[P] I used a Variational Autoencoder to build a feature-based face editing software
In my latest weekend-project I have been using a Variational Autoencoder to build a feature-based face editor. The model is explained in my youtube video:
You can inspect the code at Github:
The feature editing is based on modifying the latent distribution of the VAE. After training of the VAE is completed, the latent space is mapped by encoding the training data once more. Latent space vectors of each feature are determined based on the labels of the training data. Then to edit an image, we can add a combination of feature vectors to its latent distribution, and then reconstruct it. The reconstruction creates an altered version of the original image, based on the featrures we added to the latent representation.
The model used is heavily inspired by the Bate-VAE used in this paper by google deepmind (https://pdfs.semanticscholar.org/a902/26c41b79f8b06007609f39f82757073641e2.pdf).
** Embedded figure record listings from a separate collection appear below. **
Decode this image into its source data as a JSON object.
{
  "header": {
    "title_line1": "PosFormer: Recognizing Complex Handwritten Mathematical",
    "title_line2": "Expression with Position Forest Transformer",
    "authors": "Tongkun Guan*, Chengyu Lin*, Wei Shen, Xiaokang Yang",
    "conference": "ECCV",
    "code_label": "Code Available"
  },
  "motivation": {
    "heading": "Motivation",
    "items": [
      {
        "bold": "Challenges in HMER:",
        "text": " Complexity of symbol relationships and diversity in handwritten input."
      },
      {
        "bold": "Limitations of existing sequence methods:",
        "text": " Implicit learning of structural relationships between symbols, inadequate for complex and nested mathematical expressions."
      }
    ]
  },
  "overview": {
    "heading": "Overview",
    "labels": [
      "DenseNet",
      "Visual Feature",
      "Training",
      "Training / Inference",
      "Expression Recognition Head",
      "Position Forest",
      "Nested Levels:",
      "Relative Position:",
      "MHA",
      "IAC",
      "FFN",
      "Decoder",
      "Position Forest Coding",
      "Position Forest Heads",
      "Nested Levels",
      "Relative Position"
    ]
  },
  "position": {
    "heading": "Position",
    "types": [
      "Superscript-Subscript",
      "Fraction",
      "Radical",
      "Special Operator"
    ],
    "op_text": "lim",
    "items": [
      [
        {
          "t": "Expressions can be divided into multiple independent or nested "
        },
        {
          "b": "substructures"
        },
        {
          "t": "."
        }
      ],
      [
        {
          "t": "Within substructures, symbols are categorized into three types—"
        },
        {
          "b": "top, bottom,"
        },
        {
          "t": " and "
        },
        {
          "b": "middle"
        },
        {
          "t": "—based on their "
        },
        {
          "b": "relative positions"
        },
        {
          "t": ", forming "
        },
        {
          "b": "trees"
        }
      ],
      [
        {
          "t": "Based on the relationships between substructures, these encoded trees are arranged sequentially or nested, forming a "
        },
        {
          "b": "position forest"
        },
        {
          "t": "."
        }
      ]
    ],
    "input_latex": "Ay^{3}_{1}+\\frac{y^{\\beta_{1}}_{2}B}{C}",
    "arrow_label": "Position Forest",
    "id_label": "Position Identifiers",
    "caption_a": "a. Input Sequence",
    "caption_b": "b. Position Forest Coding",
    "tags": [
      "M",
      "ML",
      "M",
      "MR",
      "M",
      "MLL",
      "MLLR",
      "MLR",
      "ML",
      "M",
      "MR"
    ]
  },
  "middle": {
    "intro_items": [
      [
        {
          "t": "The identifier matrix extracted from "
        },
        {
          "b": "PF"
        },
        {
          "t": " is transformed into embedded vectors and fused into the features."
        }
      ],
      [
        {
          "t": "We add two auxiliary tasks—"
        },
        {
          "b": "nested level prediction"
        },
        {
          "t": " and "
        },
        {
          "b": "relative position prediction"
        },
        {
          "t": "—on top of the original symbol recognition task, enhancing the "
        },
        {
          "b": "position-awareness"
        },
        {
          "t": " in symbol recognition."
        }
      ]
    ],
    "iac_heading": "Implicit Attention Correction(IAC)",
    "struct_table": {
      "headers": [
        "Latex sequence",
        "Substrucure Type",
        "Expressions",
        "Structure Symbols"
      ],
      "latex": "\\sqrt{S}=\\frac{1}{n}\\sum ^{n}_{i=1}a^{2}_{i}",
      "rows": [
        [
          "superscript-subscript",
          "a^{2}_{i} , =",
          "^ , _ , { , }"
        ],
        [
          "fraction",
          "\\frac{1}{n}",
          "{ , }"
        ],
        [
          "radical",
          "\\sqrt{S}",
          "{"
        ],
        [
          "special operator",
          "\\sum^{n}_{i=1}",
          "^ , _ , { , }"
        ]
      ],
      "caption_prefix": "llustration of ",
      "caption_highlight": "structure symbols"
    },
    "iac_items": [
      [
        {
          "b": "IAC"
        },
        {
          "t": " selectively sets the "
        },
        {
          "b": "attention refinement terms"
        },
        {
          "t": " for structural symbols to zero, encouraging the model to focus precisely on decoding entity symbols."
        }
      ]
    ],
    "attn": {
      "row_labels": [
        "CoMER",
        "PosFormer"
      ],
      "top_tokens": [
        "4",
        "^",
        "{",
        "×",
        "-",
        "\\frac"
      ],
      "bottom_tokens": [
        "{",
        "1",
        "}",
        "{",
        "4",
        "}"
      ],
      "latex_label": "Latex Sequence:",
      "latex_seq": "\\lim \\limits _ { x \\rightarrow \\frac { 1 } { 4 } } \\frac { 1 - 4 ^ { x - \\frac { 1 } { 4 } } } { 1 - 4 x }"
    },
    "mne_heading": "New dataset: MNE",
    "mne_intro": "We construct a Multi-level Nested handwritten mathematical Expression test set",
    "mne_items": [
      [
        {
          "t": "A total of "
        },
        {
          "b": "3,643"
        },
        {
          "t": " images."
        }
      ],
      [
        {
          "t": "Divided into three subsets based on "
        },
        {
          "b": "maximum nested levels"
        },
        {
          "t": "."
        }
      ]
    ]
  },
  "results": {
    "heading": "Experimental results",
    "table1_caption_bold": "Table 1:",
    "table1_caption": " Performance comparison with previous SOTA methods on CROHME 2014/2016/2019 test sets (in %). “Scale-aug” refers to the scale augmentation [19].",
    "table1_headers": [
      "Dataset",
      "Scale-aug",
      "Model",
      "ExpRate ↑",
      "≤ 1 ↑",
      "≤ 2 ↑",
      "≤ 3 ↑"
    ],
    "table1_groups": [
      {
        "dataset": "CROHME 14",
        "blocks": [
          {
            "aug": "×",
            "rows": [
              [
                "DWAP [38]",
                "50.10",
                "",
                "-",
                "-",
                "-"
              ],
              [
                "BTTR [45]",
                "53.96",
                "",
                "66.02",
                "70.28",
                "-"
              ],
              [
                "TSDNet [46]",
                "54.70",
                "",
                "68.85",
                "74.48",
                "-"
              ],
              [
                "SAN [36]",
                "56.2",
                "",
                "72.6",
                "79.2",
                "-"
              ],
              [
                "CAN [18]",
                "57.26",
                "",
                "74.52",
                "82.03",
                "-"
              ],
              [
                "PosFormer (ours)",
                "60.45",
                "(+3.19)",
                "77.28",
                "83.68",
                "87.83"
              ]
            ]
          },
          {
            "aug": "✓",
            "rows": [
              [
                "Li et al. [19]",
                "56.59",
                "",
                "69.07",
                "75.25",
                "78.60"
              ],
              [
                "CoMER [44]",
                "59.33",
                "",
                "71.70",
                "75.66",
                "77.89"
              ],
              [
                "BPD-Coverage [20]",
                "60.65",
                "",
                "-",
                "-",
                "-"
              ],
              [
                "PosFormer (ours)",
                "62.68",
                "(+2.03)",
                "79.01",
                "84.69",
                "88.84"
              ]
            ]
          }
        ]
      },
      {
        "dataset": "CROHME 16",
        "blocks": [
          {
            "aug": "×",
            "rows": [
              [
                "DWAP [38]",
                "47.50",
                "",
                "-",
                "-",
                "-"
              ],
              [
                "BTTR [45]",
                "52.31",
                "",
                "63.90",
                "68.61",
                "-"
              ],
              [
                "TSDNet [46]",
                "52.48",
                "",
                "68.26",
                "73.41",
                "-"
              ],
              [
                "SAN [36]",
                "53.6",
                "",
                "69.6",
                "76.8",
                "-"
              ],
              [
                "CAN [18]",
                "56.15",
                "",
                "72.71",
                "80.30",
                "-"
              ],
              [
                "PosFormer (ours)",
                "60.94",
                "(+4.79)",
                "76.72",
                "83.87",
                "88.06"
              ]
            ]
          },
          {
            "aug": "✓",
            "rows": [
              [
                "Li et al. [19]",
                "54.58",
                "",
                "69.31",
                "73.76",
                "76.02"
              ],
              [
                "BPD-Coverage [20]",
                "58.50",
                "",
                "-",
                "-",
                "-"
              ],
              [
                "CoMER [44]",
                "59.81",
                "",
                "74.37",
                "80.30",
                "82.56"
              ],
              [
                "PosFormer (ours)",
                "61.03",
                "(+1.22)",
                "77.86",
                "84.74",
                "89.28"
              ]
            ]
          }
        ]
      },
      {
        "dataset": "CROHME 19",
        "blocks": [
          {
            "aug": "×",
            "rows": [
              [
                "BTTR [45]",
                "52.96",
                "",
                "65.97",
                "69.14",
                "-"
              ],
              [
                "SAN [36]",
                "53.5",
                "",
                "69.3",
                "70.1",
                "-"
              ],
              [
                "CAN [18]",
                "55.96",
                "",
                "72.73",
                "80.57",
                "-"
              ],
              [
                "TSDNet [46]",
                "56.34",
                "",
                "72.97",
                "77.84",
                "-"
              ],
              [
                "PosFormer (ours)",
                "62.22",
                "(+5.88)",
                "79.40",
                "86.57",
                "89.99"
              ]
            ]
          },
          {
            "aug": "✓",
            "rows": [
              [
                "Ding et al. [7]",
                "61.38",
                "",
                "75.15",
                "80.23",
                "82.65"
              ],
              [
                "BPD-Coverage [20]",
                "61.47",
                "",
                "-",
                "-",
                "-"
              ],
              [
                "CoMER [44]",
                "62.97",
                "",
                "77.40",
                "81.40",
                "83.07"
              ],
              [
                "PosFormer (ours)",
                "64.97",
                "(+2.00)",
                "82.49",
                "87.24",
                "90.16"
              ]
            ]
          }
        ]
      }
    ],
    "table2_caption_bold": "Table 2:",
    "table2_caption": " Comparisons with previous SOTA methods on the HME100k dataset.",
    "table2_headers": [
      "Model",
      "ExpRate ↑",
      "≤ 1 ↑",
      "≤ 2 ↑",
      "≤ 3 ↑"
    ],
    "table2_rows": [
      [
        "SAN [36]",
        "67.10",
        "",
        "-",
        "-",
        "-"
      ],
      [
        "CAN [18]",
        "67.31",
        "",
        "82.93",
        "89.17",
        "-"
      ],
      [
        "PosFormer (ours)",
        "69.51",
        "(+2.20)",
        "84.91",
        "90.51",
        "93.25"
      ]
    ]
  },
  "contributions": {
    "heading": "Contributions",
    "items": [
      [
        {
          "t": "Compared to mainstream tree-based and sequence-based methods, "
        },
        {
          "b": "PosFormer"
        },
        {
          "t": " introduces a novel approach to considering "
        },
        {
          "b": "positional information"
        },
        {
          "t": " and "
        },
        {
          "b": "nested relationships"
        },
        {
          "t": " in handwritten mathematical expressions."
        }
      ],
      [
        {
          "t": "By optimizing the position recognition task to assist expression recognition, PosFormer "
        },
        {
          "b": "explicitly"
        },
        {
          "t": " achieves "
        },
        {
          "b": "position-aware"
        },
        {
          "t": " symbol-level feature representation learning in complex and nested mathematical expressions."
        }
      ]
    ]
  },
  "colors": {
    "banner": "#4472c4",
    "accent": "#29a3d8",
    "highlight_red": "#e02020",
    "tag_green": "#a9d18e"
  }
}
I made some adjustments to it to incorporate more recent advancements in neural network architecture, like using a Leaky ReLu activation function. The dataset used is celebA, which consist of 200.000 annotated images of celebrities. I aligned and cropped the images to a 64×64 resolution before training. The model is implememted in PyTorch, and PyGame has been used for the GUI. Training on my single consumer grade GPU took about 1:30h. The finished application, inducing the trained model, runs smoothly even without GPU support.
This project has been quite cool, playing with the result has been good fun. I got a lot of hands-on experience with VAEs. Creating a YouTube video explaining the project let me to learn much more about video editing and presentation techniques. I’m testing the waters with presenting this project in video form, lets see if it pays off!